I think it's important to make forays outside of one's standard listening habits by trying new genres and styles of music. But it's one thing to say, "I need to find more good jazz", or "I wonder what the ten best dub albums are"; it's another thing entirely when the genre that interests you is not a genre but an entire continent. Other than the mighty, mighty Fela Kuti, Ali Farka Touré, and a couple of the popular Éthiopiques compilations, I know almost nothing about the countless varieties of African music. So, shame on me, and my apologies to Asia, the other continent I have yet to explore musically (does Antarctica count?).

This brilliant compilation has gotten me all worked up about Congolose street music. I will admit that the participation of Animal Collective was the thing that piqued my attention, but each and every track brings this wild, rolling, rhythmic, distorted, pulsing, joyous style of music to life. Featuring Western indie/electronic covers, remixes, and adaptations of Congrotronics vanguard artists like Konono Nº 1 and the Kasai Allstars, Tradi-Mods vs. Rockers shows just how much the West has already absorbed from this style of music; it seems that the Animal Collective discovered these artists years ago and have been trying to recreate their electric street hootenanny ever since.

This track, a reinterpretation of Konono Nº 1's "Kule Kule" by Bear Bones, Lay Low, spends a few minutes in deep, distorted bass grime before morphing into a shifting, insistent polyrhythmic space drone. It sounds utterly modern and as primal as Pangaea at the same time. Play it loud!

Bear Bones, Lay Low, "Kuletronics":

West Coast Psych: Tame Impala

This album is on super heavy rotation here at Medium Rotation, where anything with anvil-heavy riffs and strong melodies moves to the front of the class. The 70s-style art looks like a Can cover gone pastoral, but inside is a platter which takes the image of clouds vanishing into infinity and translates it into wispy tunes which float over the much, much heavier guitar riffage. Which is a neat trick: it rocks, and sometimes rocks hard, but the vocal lines, in a type of stoner rock counterpoint, float above and give the heavy a creamy frosting.

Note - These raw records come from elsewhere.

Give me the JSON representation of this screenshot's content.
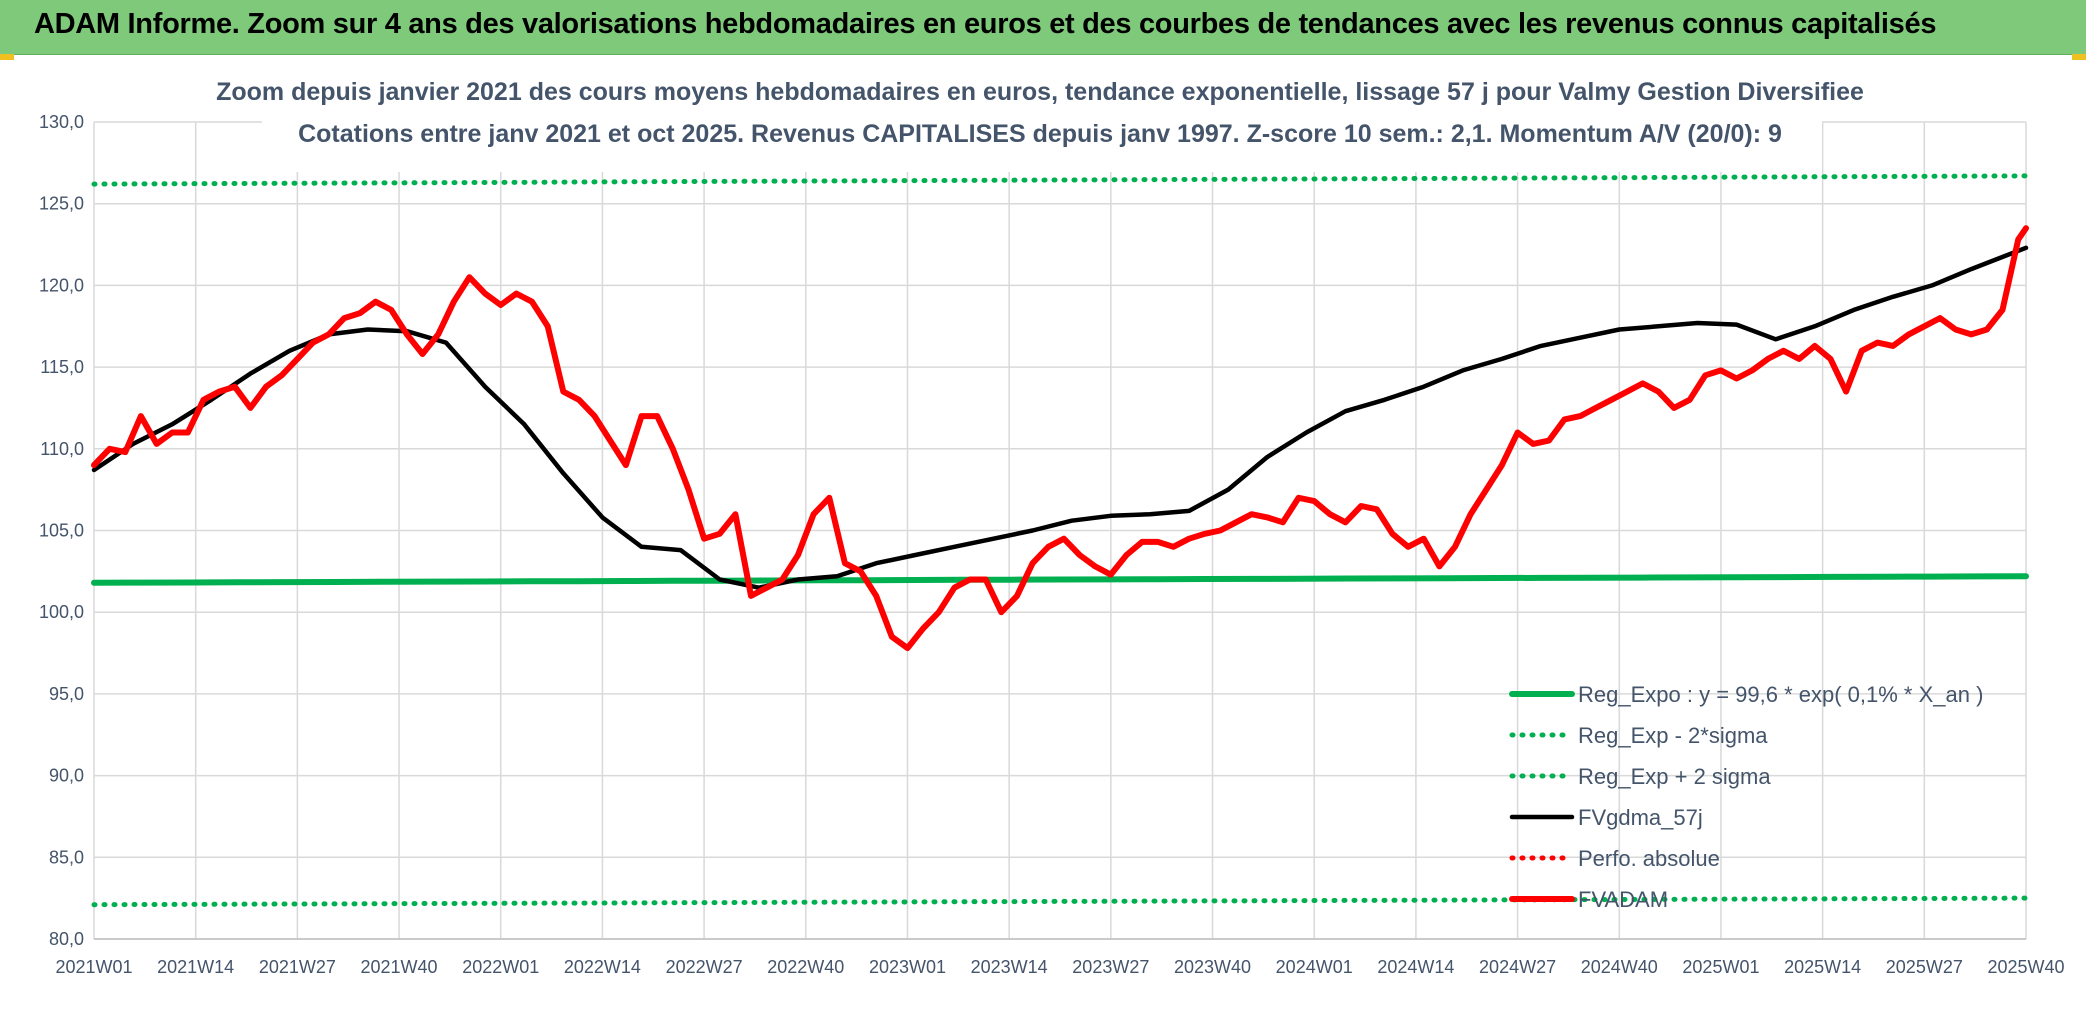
{
  "banner": {
    "title": "ADAM Informe. Zoom sur 4 ans des valorisations hebdomadaires en euros et des courbes de tendances avec les revenus connus capitalisés"
  },
  "colors": {
    "banner_bg": "#7ec97a",
    "green": "#00b050",
    "red": "#ff0000",
    "black": "#000000",
    "grid": "#d9d9d9",
    "text": "#44546a"
  },
  "chart_data": {
    "type": "line",
    "title": "Zoom depuis janvier 2021 des cours moyens hebdomadaires en euros, tendance exponentielle, lissage 57 j pour Valmy Gestion Diversifiee",
    "subtitle": "Cotations entre janv 2021 et oct 2025. Revenus CAPITALISES depuis janv 1997. Z-score 10 sem.: 2,1. Momentum A/V (20/0): 9",
    "xlabel": "",
    "ylabel": "",
    "ylim": [
      80,
      130
    ],
    "y_ticks": [
      "80,0",
      "85,0",
      "90,0",
      "95,0",
      "100,0",
      "105,0",
      "110,0",
      "115,0",
      "120,0",
      "125,0",
      "130,0"
    ],
    "x_ticks": [
      "2021W01",
      "2021W14",
      "2021W27",
      "2021W40",
      "2022W01",
      "2022W14",
      "2022W27",
      "2022W40",
      "2023W01",
      "2023W14",
      "2023W27",
      "2023W40",
      "2024W01",
      "2024W14",
      "2024W27",
      "2024W40",
      "2025W01",
      "2025W14",
      "2025W27",
      "2025W40"
    ],
    "grid": true,
    "legend_position": "bottom-right",
    "series": [
      {
        "name": "Reg_Expo : y = 99,6 * exp( 0,1% *  X_an )",
        "color": "#00b050",
        "style": "solid",
        "x": [
          0,
          247
        ],
        "values": [
          101.8,
          102.2
        ]
      },
      {
        "name": "Reg_Exp - 2*sigma",
        "color": "#00b050",
        "style": "dotted",
        "x": [
          0,
          247
        ],
        "values": [
          82.1,
          82.5
        ]
      },
      {
        "name": "Reg_Exp + 2 sigma",
        "color": "#00b050",
        "style": "dotted",
        "x": [
          0,
          247
        ],
        "values": [
          126.2,
          126.7
        ]
      },
      {
        "name": "FVgdma_57j",
        "color": "#000000",
        "style": "solid",
        "x": [
          0,
          5,
          10,
          15,
          20,
          25,
          30,
          35,
          40,
          45,
          50,
          55,
          60,
          65,
          70,
          75,
          80,
          85,
          90,
          95,
          100,
          105,
          110,
          115,
          120,
          125,
          130,
          135,
          140,
          145,
          150,
          155,
          160,
          165,
          170,
          175,
          180,
          185,
          190,
          195,
          200,
          205,
          210,
          215,
          220,
          225,
          230,
          235,
          240,
          247
        ],
        "values": [
          108.7,
          110.3,
          111.5,
          113.0,
          114.6,
          116.0,
          117.0,
          117.3,
          117.2,
          116.5,
          113.8,
          111.5,
          108.5,
          105.8,
          104.0,
          103.8,
          102.0,
          101.5,
          102.0,
          102.2,
          103.0,
          103.5,
          104.0,
          104.5,
          105.0,
          105.6,
          105.9,
          106.0,
          106.2,
          107.5,
          109.5,
          111.0,
          112.3,
          113.0,
          113.8,
          114.8,
          115.5,
          116.3,
          116.8,
          117.3,
          117.5,
          117.7,
          117.6,
          116.7,
          117.5,
          118.5,
          119.3,
          120.0,
          121.0,
          122.3
        ]
      },
      {
        "name": "Perfo. absolue",
        "color": "#ff0000",
        "style": "dotted",
        "x": [],
        "values": []
      },
      {
        "name": "FVADAM",
        "color": "#ff0000",
        "style": "solid",
        "x": [
          0,
          2,
          4,
          6,
          8,
          10,
          12,
          14,
          16,
          18,
          20,
          22,
          24,
          26,
          28,
          30,
          32,
          34,
          36,
          38,
          40,
          42,
          44,
          46,
          48,
          50,
          52,
          54,
          56,
          58,
          60,
          62,
          64,
          66,
          68,
          70,
          72,
          74,
          76,
          78,
          80,
          82,
          84,
          86,
          88,
          90,
          92,
          94,
          96,
          98,
          100,
          102,
          104,
          106,
          108,
          110,
          112,
          114,
          116,
          118,
          120,
          122,
          124,
          126,
          128,
          130,
          132,
          134,
          136,
          138,
          140,
          142,
          144,
          146,
          148,
          150,
          152,
          154,
          156,
          158,
          160,
          162,
          164,
          166,
          168,
          170,
          172,
          174,
          176,
          178,
          180,
          182,
          184,
          186,
          188,
          190,
          192,
          194,
          196,
          198,
          200,
          202,
          204,
          206,
          208,
          210,
          212,
          214,
          216,
          218,
          220,
          222,
          224,
          226,
          228,
          230,
          232,
          234,
          236,
          238,
          240,
          242,
          244,
          246,
          247
        ],
        "values": [
          109.0,
          110.0,
          109.8,
          112.0,
          110.3,
          111.0,
          111.0,
          113.0,
          113.5,
          113.8,
          112.5,
          113.8,
          114.5,
          115.5,
          116.5,
          117.0,
          118.0,
          118.3,
          119.0,
          118.5,
          117.0,
          115.8,
          117.0,
          119.0,
          120.5,
          119.5,
          118.8,
          119.5,
          119.0,
          117.5,
          113.5,
          113.0,
          112.0,
          110.5,
          109.0,
          112.0,
          112.0,
          110.0,
          107.5,
          104.5,
          104.8,
          106.0,
          101.0,
          101.5,
          102.0,
          103.5,
          106.0,
          107.0,
          103.0,
          102.5,
          101.0,
          98.5,
          97.8,
          99.0,
          100.0,
          101.5,
          102.0,
          102.0,
          100.0,
          101.0,
          103.0,
          104.0,
          104.5,
          103.5,
          102.8,
          102.3,
          103.5,
          104.3,
          104.3,
          104.0,
          104.5,
          104.8,
          105.0,
          105.5,
          106.0,
          105.8,
          105.5,
          107.0,
          106.8,
          106.0,
          105.5,
          106.5,
          106.3,
          104.8,
          104.0,
          104.5,
          102.8,
          104.0,
          106.0,
          107.5,
          109.0,
          111.0,
          110.3,
          110.5,
          111.8,
          112.0,
          112.5,
          113.0,
          113.5,
          114.0,
          113.5,
          112.5,
          113.0,
          114.5,
          114.8,
          114.3,
          114.8,
          115.5,
          116.0,
          115.5,
          116.3,
          115.5,
          113.5,
          116.0,
          116.5,
          116.3,
          117.0,
          117.5,
          118.0,
          117.3,
          117.0,
          117.3,
          118.5,
          122.8,
          123.5
        ]
      }
    ]
  }
}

Tame Impala are from Perth, Australia, which is not quite the West Coast implied in the title of this post. But these guys don't really sound much like 60s/70s California psych-rock too much; there's much less noodling. Instead, they channel the best melodic heavy rock of the last four decades: the Beatles, Hendrix, Pink Floyd, Ride, Dinosaur Jr., Black Mountain, Queens of the Stone Age, Dungen. If you like any of theses bands, give Tame Impala a listen, and turn it up.

The whole album is great, though it's pretty hard to find a physical copy at present. Here's one of their lighter tracks.

Tame Impala, "Alter Ego":

Wednesday, April 20, 2011

Neon Indian: "Deadbeat Summer"

Things are starting to warm up here in LA, so that means it's time to kick out the summer jams. This track is by Neon Indian, a.k.a. Texan Alan Palomo. Part of the current artistic trend of squeezing 80s radio sounds through a laptop and transforming them into bubbly electropop, Neon Indian could share a bill with Washed Out or Ariel Pink, but secretly I bet he would rather be reincarnated as a lo-fi Prince circa 1981 or 1982. Synth squiggles abound, and if the lyrical content is on the hazy side (sample song titles: "Laughing Gas", "Should Have Taken Acid With You"), the beeps and funky blips keep the music fun, and I especially like the way this guy makes a laptop sound like an old boombox. This track is from the highly enjoyable Psychic Chasms. Look out for Neon Indian's recent collaboration with the Flaming Lips as well.